Lansing's Dick Hill, voice behind Jack Reacher audiobooks, dies

Lansing resident Dick Hill, whose personality was as loud as his booming voice, narrated more than 1,000 audiobooks, including a dozen Jack Reacher audiobooks and was a part of the Greater Lansing theater scene for decades.

Hill, 74, died Oct. 4, months after making a decision to forgo an aggressive form of chemotherapy, a decision he shared publicly, his daughter Jen Zeman said.

Hill's rich baritone was the voice behind more than 1,000 books, including Jack Reacher and Harry Bosch novels, and gave life to works from authors such as Dave Barry, Lee Child, Michael Connelly, Dean Koontz, Pat Conroy, Nora Roberts and more.

"While few audiobook fans become authors, plenty of authors become audiobook fans - especially if they're lucky enough to get Dick Hill as their voice," Child wrote in a blurb on his website

Hill had time to make sure everyone knew he loved them, and they loved him, Zeman said.

And his last months were a blur of creativity, especially in his last act, as a painter.
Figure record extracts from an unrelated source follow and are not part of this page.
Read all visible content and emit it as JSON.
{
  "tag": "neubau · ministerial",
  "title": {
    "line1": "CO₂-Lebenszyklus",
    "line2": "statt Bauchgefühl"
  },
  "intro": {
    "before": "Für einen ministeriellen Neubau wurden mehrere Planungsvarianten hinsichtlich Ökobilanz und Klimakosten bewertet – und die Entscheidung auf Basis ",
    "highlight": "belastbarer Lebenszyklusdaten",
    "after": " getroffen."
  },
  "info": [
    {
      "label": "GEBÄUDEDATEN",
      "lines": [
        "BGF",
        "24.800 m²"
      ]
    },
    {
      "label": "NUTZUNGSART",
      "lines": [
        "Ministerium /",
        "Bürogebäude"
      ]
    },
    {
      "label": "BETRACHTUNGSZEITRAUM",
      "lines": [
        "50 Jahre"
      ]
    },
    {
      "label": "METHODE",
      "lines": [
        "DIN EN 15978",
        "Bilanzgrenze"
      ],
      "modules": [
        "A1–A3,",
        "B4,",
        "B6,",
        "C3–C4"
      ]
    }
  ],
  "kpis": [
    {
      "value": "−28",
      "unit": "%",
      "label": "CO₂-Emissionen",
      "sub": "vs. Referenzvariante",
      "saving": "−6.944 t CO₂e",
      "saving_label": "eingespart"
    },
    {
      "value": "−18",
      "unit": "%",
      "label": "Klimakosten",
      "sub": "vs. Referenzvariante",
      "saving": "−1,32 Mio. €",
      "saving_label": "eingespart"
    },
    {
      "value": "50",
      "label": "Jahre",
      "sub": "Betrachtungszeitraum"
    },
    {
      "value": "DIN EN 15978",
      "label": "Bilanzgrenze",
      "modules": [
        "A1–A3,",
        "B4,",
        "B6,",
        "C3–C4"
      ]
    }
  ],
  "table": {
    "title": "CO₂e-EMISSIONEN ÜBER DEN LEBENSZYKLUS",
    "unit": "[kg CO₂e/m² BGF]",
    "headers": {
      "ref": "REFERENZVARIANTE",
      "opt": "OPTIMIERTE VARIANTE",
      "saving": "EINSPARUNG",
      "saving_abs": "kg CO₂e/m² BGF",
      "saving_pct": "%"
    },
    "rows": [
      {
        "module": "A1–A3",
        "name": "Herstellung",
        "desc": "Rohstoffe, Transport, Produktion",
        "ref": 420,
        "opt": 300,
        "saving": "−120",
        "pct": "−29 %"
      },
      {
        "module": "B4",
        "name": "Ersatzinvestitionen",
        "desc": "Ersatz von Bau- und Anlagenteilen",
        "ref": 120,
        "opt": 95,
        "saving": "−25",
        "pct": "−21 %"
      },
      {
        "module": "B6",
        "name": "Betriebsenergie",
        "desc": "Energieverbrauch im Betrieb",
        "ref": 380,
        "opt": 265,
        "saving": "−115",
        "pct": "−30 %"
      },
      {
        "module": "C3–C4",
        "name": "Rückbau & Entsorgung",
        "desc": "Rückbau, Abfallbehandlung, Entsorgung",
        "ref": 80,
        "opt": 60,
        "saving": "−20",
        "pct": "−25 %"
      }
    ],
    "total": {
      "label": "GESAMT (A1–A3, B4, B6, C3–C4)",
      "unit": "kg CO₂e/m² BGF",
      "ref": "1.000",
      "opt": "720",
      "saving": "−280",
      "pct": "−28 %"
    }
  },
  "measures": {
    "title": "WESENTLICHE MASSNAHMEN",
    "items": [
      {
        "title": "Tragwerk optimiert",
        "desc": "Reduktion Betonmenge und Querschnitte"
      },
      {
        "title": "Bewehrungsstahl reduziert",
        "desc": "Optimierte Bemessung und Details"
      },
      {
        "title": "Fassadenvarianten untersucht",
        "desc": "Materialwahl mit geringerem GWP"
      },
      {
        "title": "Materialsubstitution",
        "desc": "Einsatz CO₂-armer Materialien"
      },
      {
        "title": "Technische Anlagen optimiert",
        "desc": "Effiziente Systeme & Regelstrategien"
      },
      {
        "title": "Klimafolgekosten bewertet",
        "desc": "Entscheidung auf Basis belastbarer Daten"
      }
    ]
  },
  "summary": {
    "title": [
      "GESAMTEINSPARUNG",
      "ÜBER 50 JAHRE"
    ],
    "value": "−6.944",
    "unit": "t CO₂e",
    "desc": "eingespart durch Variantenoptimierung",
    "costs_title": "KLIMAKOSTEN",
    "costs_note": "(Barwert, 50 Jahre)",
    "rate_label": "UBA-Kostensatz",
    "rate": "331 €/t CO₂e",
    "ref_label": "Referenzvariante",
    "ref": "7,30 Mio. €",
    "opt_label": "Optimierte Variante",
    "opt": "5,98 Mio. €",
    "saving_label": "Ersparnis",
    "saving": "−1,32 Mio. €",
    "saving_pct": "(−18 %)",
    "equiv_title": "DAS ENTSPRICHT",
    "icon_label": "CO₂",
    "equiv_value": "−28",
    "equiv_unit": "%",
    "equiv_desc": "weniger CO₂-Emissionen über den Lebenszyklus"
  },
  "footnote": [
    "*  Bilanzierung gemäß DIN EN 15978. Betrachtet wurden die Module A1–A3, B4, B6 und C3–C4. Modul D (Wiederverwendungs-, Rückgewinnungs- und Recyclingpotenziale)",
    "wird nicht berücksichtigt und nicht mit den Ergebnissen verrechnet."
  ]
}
One of Hill's first acting gigs was with a traveling showbased in Wisconsin, and by the early 1970s he and his first wife moved to the Lansing area where he found a place in local theater, Zeman said.
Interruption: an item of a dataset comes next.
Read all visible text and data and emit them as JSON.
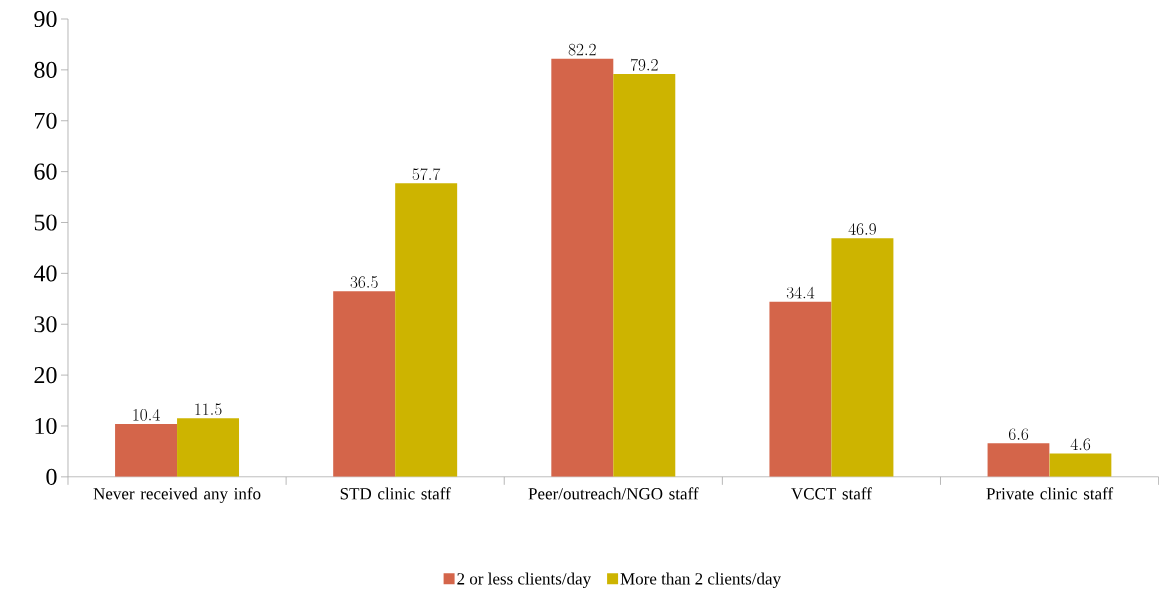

Hill and his second wife, Susie Breck, a frequent audiobook collaborator, met in the Lansing theater scene decades ago.

Hill was a great stage actor and a powerful singer who did the New York Times crossword puzzle every day in ink, said Mike Hughes, a former Lansing State Journal entertainment reporter who knew him well.
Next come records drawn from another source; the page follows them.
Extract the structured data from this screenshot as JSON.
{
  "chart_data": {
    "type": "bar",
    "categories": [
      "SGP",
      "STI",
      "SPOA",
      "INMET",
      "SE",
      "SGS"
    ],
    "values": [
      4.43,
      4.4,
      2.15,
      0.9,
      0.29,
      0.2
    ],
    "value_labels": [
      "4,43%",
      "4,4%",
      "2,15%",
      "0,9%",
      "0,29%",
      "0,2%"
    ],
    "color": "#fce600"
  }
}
Hill earned several Lansing State Journal Thespie Awards for his theater performances, which helped lead him into his second act as an audiobook narrator, through which he earned dozens of industry awards.

He directed a version of "Annie" in the 1980s with the Lansing Civic Players, and two of the young actors who played orphans (Cristin Hubbard Miller and Susan Owen) ended up working together on Broadway for "The Phantom of the Opera."

His audiobook work began in the mid-1980s, Hughes said, through Grand Haven-based Brilliance Audio, which drew from the state's theater scene. Hill would commute to Grand Haven and eventually built a home studio where he and Breck worked.

In a Facebook post, Breck wrote about their audiobook process: She would prepare, including character lists for him, while he would sometimes read it for the first time while recording, discovering the story along with listeners.

Being in the moment of discovery was where Hill thrived, Breck said.

"He loved being irreverent and clever, could write both poetry and prose with ease, and then more and more he wanted to share his feelings about life and how to live it in the face of a terminal diagnosis. Because that what was on his mind in the moment. The Dick Hill you read and saw was the Dick Hill I lived with. He loved you all. He would often read me his posts and then some of your replies or your own posts. You were his community, his peanut gallery, his fellow travelers, his church," Breck wrote in a September Facebook post.

It was how Hill lived, taking in the moment and wanting to make sure others to do the same, Breck said.

"He had a gift, he could pick up and clue in on how this character needs to be read and played," Zeman said.

There's always something to appreciate in life, Zeman said her father believed, whether it was theater, local artists, books or raindrops filling the rain gauge outside.

"I think he'd like it if he were remembered," she said, "for giving people pause, there's always something to appreciate."